Ketua Dewan Pengurus International NGO Forum on Indonesian Development (INFID), Dian Kartika Sari mengatakan Paralegal di tingkat desa lah yang paling dekat dengan masyarakat, serta bisa memberikan informasi terkait ketentuan hukum dan sanksi terhadap praktik perkawinan anak.

“Dalam upaya pencegahan perkawinan anak, Paralegal dapat menggunakan pendekatan hukum untuk mencegah orangtua atau pihak lain yang ingin melakukan praktik perkawinan anak. Paralegal dapat menginformasikan peraturan perundangan dan sanksi pelanggaran terhadap batas usia minimal perkawinan, melakukan komunikasi atau mediasi kepada para pihak terhadap rencana praktik perkawinan anak, meminta Organisasi Bantuan Hukum atau pengacara untuk menyampaikan informasi tentang perkawinan paksa atau eksploitasi dalam permohonan dispensasi, serta mendorong sanksi atau penegakan hukum bila praktik perkawinan anak tetap dilakukan,” pesan Dian.

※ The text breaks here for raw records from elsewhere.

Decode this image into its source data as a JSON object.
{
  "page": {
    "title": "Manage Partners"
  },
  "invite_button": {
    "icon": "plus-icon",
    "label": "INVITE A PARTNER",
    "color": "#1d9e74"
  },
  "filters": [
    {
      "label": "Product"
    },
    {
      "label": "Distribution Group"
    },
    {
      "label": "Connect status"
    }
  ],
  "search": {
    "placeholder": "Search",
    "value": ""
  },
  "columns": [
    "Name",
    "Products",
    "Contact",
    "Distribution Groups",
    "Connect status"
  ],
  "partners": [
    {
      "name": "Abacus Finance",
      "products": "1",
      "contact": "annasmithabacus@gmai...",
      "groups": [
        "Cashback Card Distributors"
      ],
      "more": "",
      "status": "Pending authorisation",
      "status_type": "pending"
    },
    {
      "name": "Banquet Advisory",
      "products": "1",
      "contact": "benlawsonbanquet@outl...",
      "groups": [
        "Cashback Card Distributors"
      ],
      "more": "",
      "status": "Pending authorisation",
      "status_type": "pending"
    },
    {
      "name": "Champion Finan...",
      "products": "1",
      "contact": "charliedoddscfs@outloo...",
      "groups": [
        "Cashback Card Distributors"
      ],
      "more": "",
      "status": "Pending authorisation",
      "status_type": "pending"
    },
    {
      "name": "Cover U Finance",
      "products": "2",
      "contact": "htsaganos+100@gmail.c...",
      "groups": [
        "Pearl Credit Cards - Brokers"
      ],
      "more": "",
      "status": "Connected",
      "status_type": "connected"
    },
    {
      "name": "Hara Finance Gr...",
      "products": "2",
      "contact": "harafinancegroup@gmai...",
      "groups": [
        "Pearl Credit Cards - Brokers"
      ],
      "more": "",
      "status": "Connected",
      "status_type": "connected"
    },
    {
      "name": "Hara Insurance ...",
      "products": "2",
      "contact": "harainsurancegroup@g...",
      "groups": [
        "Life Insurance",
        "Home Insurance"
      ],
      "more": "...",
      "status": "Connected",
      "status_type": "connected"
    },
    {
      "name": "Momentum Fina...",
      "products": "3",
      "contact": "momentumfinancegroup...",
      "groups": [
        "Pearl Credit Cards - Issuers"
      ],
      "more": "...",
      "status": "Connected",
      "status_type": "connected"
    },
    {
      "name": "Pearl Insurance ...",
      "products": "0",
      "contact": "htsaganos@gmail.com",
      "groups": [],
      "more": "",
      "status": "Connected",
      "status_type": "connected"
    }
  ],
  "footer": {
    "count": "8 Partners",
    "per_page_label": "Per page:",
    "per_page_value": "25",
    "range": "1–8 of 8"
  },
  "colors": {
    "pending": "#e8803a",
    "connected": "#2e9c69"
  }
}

Ketua Umum Himpunan Pendidik dan Tenaga Kependidikan Anak Usia Dini Indonesia (HIMPAUDI), Netti Herawati yang hadir dalam webinar tersebut juga mengimbau dan mengajak seluruh guru Pendidikan Anak Usia Dini (PAUD) di Indonesia untuk berperan dalam pencegahan perkawinan anak menjdi agen penggerak pendidikan keluarga untuk bergerak bersama mengedukasi keluarga dan mencegah perkawinan anak. Ini langkah dini dalam penyiapan Sumber Daya Manusia (SDM) Indonesia yang cerdas. HIMPAUDI cegah perkawinan anak berarti selamatkan Indonesia. HIMPAUDI siap jadi garda terdepan wujudkan anak usia dini berkualitas dengan stop perkawinan anak.